Just one of those crazy things no one prepared for or expected.
I’d probably never even see him again.
All this moping was pointless. I was done sitting at home and waiting for him to break back into my apartment. Because really, that was what I had been doing.
Like a desperate idiot.
Well, no more. I was going to go out tonight and dance my ass off with my girls.
Fuck beautiful men who thought they could wreck a girl’s whole future with life and death situations and one night of okay sex!
Fine. It was more than okay. But whatever. Not like he needed me to fluff up his ego.

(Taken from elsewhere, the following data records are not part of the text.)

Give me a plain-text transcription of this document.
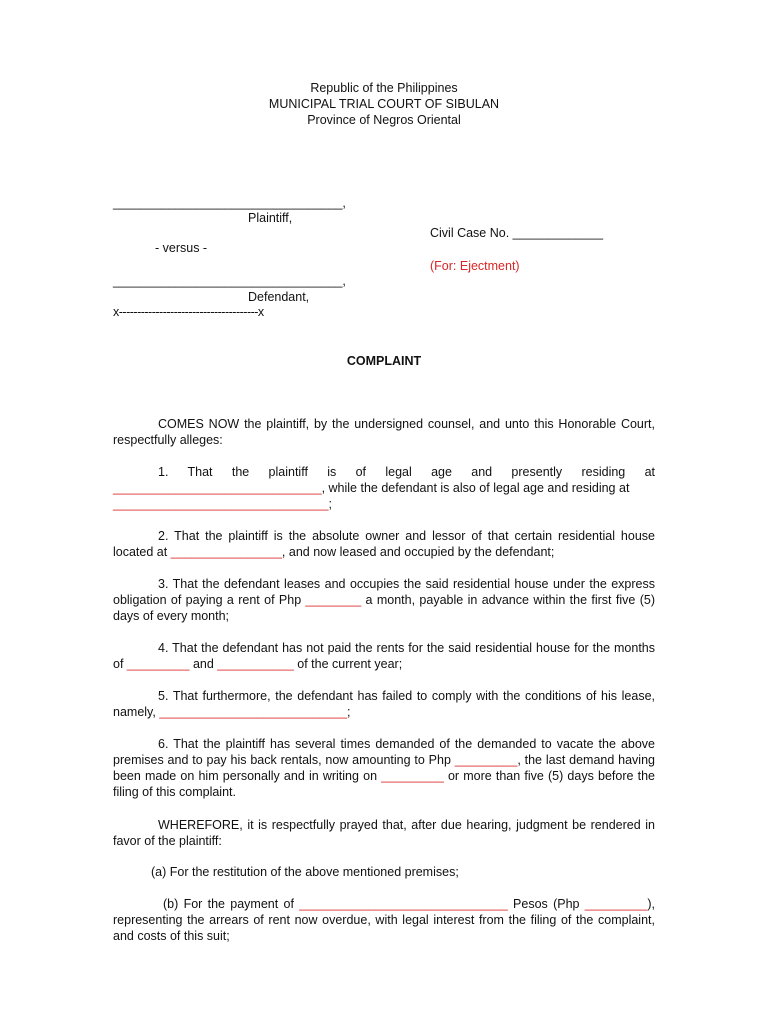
Republic of the Philippines
MUNICIPAL TRIAL COURT OF SIBULAN
Province of Negros Oriental
_________________________________,
Plaintiff,
Civil Case No. _____________
- versus -
(For: Ejectment)
_________________________________,
Defendant,
x--------------------------------------x
COMPLAINT
COMES NOW the plaintiff, by the undersigned counsel, and unto this Honorable Court, respectfully alleges:
1. That the plaintiff is of legal age and presently residing at
______________________________, while the defendant is also of legal age and residing at
_______________________________;
2. That the plaintiff is the absolute owner and lessor of that certain residential house located at ________________, and now leased and occupied by the defendant;
3. That the defendant leases and occupies the said residential house under the express obligation of paying a rent of Php ________ a month, payable in advance within the first five (5) days of every month;
4. That the defendant has not paid the rents for the said residential house for the months of _________ and ___________ of the current year;
5. That furthermore, the defendant has failed to comply with the conditions of his lease, namely, ___________________________;
6. That the plaintiff has several times demanded of the demanded to vacate the above premises and to pay his back rentals, now amounting to Php _________, the last demand having been made on him personally and in writing on _________ or more than five (5) days before the filing of this complaint.
WHEREFORE, it is respectfully prayed that, after due hearing, judgment be rendered in favor of the plaintiff:
(a) For the restitution of the above mentioned premises;
(b) For the payment of ______________________________ Pesos (Php _________), representing the arrears of rent now overdue, with legal interest from the filing of the complaint, and costs of this suit;
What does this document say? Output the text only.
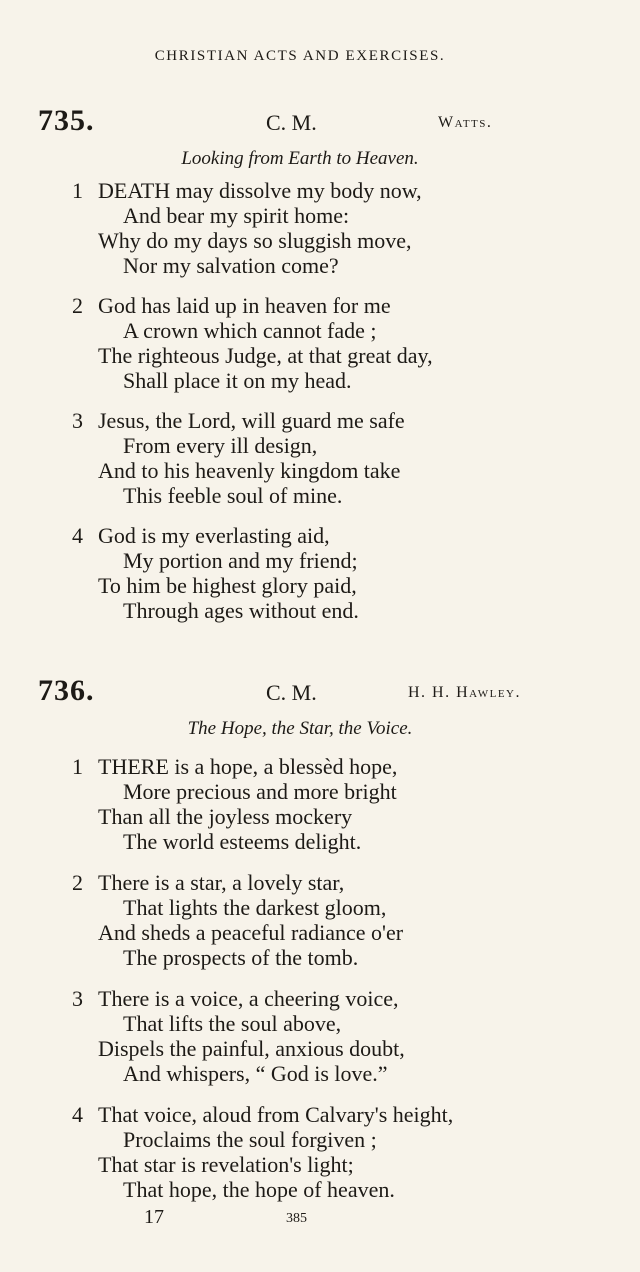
CHRISTIAN ACTS AND EXERCISES.
735.	C. M.	Watts.
Looking from Earth to Heaven.
1 DEATH may dissolve my body now,
And bear my spirit home:
Why do my days so sluggish move,
Nor my salvation come?
2 God has laid up in heaven for me
A crown which cannot fade ;
The righteous Judge, at that great day,
Shall place it on my head.
3 Jesus, the Lord, will guard me safe
From every ill design,
And to his heavenly kingdom take
This feeble soul of mine.
4 God is my everlasting aid,
My portion and my friend;
To him be highest glory paid,
Through ages without end.
736.	C. M.	H. H. Hawley.
The Hope, the Star, the Voice.
1 THERE is a hope, a blessèd hope,
More precious and more bright
Than all the joyless mockery
The world esteems delight.
2 There is a star, a lovely star,
That lights the darkest gloom,
And sheds a peaceful radiance o'er
The prospects of the tomb.
3 There is a voice, a cheering voice,
That lifts the soul above,
Dispels the painful, anxious doubt,
And whispers, “ God is love.”
4 That voice, aloud from Calvary's height,
Proclaims the soul forgiven ;
That star is revelation's light;
That hope, the hope of heaven.
17	385
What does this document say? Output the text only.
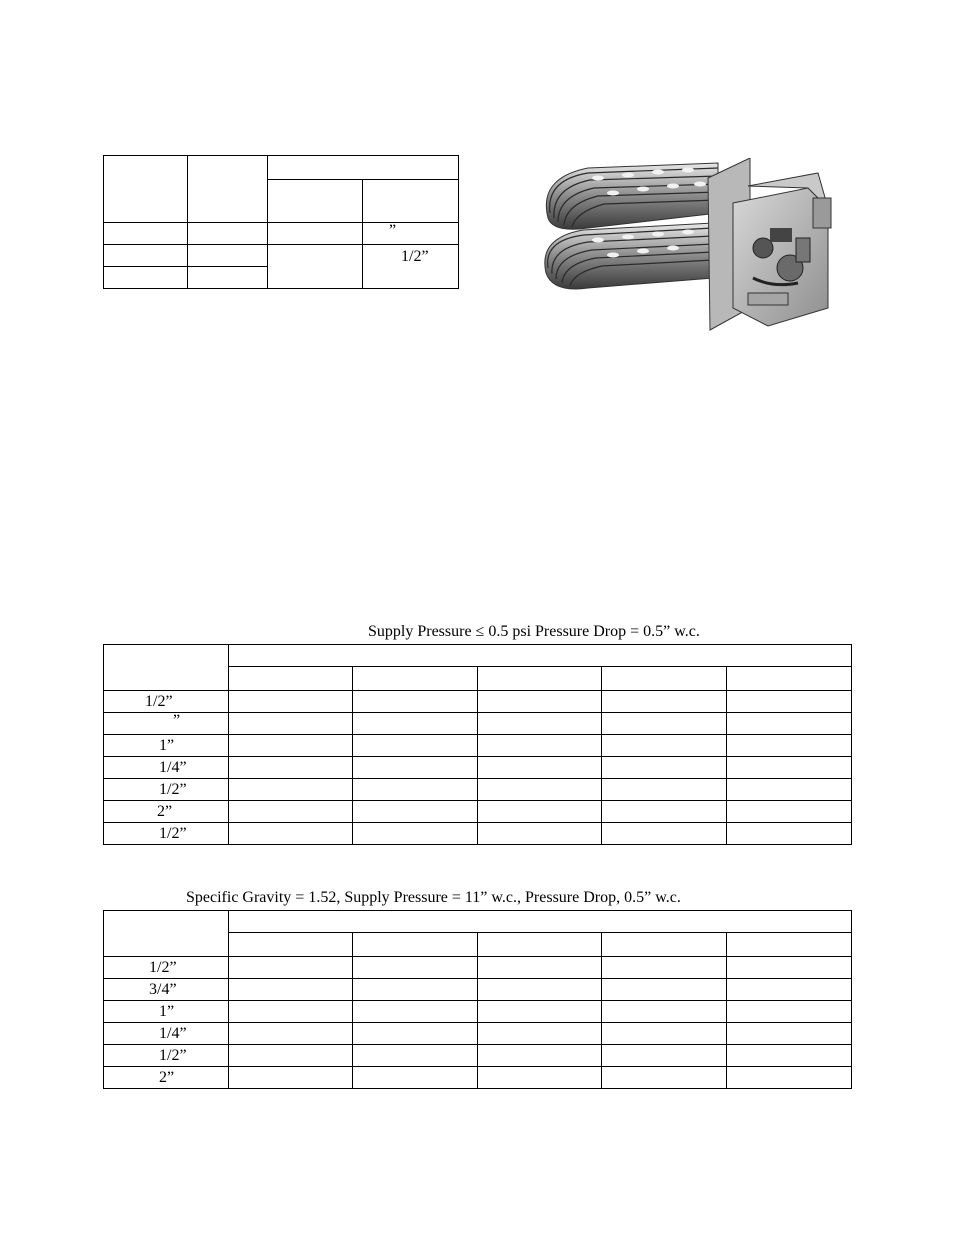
			”
			1/2”

Supply Pressure ≤ 0.5 psi Pressure Drop = 0.5” w.c.

1/2”					
”					
1”					
1/4”					
1/2”					
2”					
1/2”					
Specific Gravity = 1.52, Supply Pressure = 11” w.c., Pressure Drop, 0.5” w.c.

1/2”					
3/4”					
1”					
1/4”					
1/2”					
2”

What happened was a one and done. I needed to get out of this slump or whatever this was, and DJ Alpha sounded like the perfect medicine for what ailed me.
“Nice, Shelly. You look goooood,” Micky waggled her eyebrows at me, and I snorted a laugh.
“Shut up, bitch. You’re only saying that cause you bought me this top last year for my birthday,” I said, gesturing to the glittery red confection that hugged my body like a second skin.
I wore it over my favorite skinny jeans paired with matching high-heeled boots. Make-up on, hair fixed, I was ready to go.
“The driver is here! Let’s go,” Lucy shouted.
I followed the trio of women, plus one baby, outside. Finally, my life was going to get back to normal.
But why doesn’t that sound as good as it should?